Le Monde – Le Conseil de sécurité de l’ONU a adopté, lundi 31 juillet, une résolution dans laquelle il donne un mois à l’Iran pour cesser ses activités d’enrichissement d’uranium, faute de quoi il envisagera des sanctions. Le texte du Conseil "exige que l’Iran suspende toute activité d’enrichissement et de retraitement, y compris la recherche et le développement, ce qui doit être vérifié par l’AIEA" (Agence internationale de l’énergie atomique).
La résolution, numérotée 1696, parrainée par la France, la Grande-Bretagne et l’Allemagne, a été adoptée par quatorze voix contre une, celle du Qatar.
Le Conseil invoque l’article 40 du chapitre VII de la Charte de l’ONU, qui prévoit que des "mesures provisoires" peuvent être prises. Mais surtout, il envisage d’ores et déjà l’hypothèse d’un refus iranien en brandissant la menace de l’article 41, plus contraignant. Le Conseil pourrait alors "adopter des mesures appropriées (…) pour persuader l’Iran de se conformer à la résolution".

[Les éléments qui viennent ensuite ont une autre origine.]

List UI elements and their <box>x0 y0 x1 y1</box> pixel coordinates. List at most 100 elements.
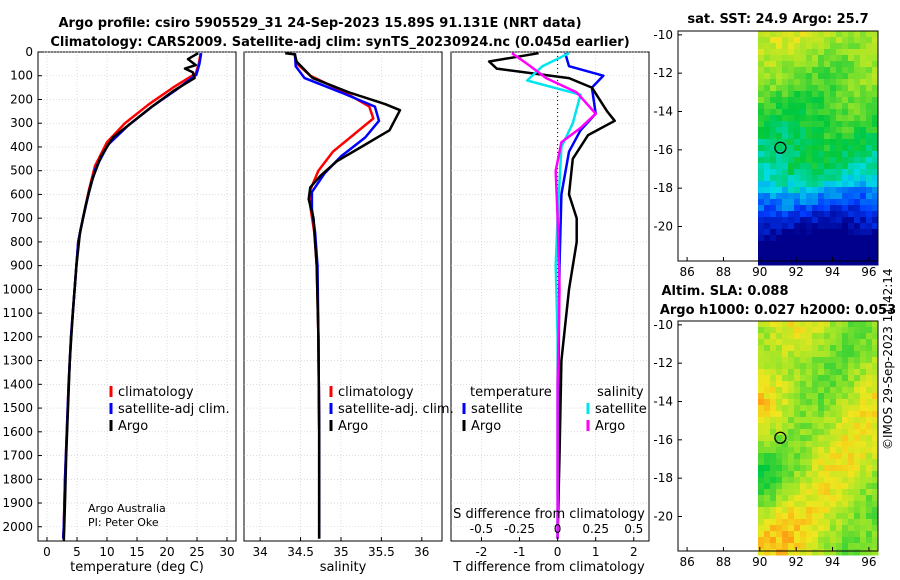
map-cell <box>812 229 819 236</box>
salinity-axes <box>243 51 443 542</box>
map-cell <box>794 235 801 242</box>
y-tick-label: 1000 <box>2 282 33 296</box>
map-cell <box>872 447 879 454</box>
map-cell <box>794 121 801 128</box>
map-cell <box>866 235 873 242</box>
map-cell <box>848 139 855 146</box>
map-cell <box>854 199 861 206</box>
map-cell <box>866 513 873 520</box>
map-cell <box>794 549 801 556</box>
map-cell <box>872 429 879 436</box>
map-cell <box>770 321 777 328</box>
map-cell <box>770 327 777 334</box>
map-cell <box>782 543 789 550</box>
map-cell <box>764 531 771 538</box>
map-cell <box>806 79 813 86</box>
map-cell <box>842 435 849 442</box>
map-cell <box>806 447 813 454</box>
map-cell <box>818 447 825 454</box>
map-cell <box>842 525 849 532</box>
map-cell <box>860 321 867 328</box>
map-cell <box>800 537 807 544</box>
map-cell <box>854 259 861 266</box>
map-cell <box>764 351 771 358</box>
map-cell <box>758 447 765 454</box>
map-cell <box>818 543 825 550</box>
map-cell <box>806 229 813 236</box>
map-cell <box>758 399 765 406</box>
map-cell <box>872 157 879 164</box>
map-cell <box>836 369 843 376</box>
map-cell <box>848 211 855 218</box>
x-tick-label: 0 <box>43 545 51 559</box>
map-cell <box>818 327 825 334</box>
map-cell <box>824 471 831 478</box>
map-cell <box>782 181 789 188</box>
map-cell <box>770 61 777 68</box>
map-cell <box>842 187 849 194</box>
map-cell <box>866 97 873 104</box>
map-cell <box>848 73 855 80</box>
map-cell <box>788 441 795 448</box>
map-cell <box>854 531 861 538</box>
map-cell <box>812 241 819 248</box>
map-cell <box>830 435 837 442</box>
map-cell <box>812 363 819 370</box>
map-cell <box>836 429 843 436</box>
map-cell <box>836 465 843 472</box>
map-cell <box>866 501 873 508</box>
map-cell <box>824 459 831 466</box>
map-cell <box>872 229 879 236</box>
map-cell <box>758 85 765 92</box>
map-cell <box>860 429 867 436</box>
map-cell <box>788 537 795 544</box>
map-cell <box>758 199 765 206</box>
map-cell <box>758 351 765 358</box>
map-cell <box>800 91 807 98</box>
map-cell <box>824 327 831 334</box>
y-tick-label: 1100 <box>2 306 33 320</box>
map-cell <box>824 109 831 116</box>
map-cell <box>854 151 861 158</box>
map-cell <box>872 375 879 382</box>
map-cell <box>806 495 813 502</box>
map-cell <box>770 435 777 442</box>
map-cell <box>776 151 783 158</box>
map-cell <box>860 333 867 340</box>
map-cell <box>824 43 831 50</box>
map-cell <box>818 423 825 430</box>
map-cell <box>764 73 771 80</box>
map-cell <box>806 97 813 104</box>
map-cell <box>818 145 825 152</box>
map-cell <box>788 61 795 68</box>
map-cell <box>854 411 861 418</box>
map-cell <box>758 43 765 50</box>
map-cell <box>806 375 813 382</box>
map-cell <box>830 375 837 382</box>
map-cell <box>758 121 765 128</box>
credit-line1: Argo Australia <box>88 502 166 515</box>
y-tick-label: 1800 <box>2 472 33 486</box>
map-cell <box>758 429 765 436</box>
map-cell <box>812 37 819 44</box>
map-cell <box>782 477 789 484</box>
map-cell <box>758 235 765 242</box>
map-cell <box>788 133 795 140</box>
map-cell <box>830 127 837 134</box>
map-cell <box>842 513 849 520</box>
map-cell <box>842 543 849 550</box>
map-cell <box>854 163 861 170</box>
map-cell <box>854 157 861 164</box>
map-cell <box>854 49 861 56</box>
map-cell <box>812 73 819 80</box>
map-cell <box>842 121 849 128</box>
map-cell <box>764 61 771 68</box>
map-cell <box>854 423 861 430</box>
map-cell <box>842 217 849 224</box>
map-cell <box>800 145 807 152</box>
map-cell <box>872 405 879 412</box>
map-cell <box>830 223 837 230</box>
map-cell <box>872 489 879 496</box>
map-cell <box>866 157 873 164</box>
map-cell <box>806 501 813 508</box>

Selon l’article 41, le Conseil peut décider de "mesures n’impliquant pas le recours à la force armée pour donner effet à ses décisions". Ces mesures peuvent inclure l’interruption complète ou partielle des relations économiques ainsi que la rupture des relations diplomatiques. La prise de telles mesures devra faire l’objet "de nouvelles décisions" du Conseil. Cette précision est destinée à souligner l’absence d’automaticité du recours éventuel à des sanctions, souci permanent de la Chine et de la Russie depuis les débats sur l’Irak de 2002-2003.
"PIC DE LA CRISE" FIN AOÛT
Vendredi, la Chine et la Russie s’étaient ralliées, après des mois de résistance, au projet de résolution, qui présente un volet juridiquement contraignant pour la première fois depuis le début du feuilleton diplomatique iranien.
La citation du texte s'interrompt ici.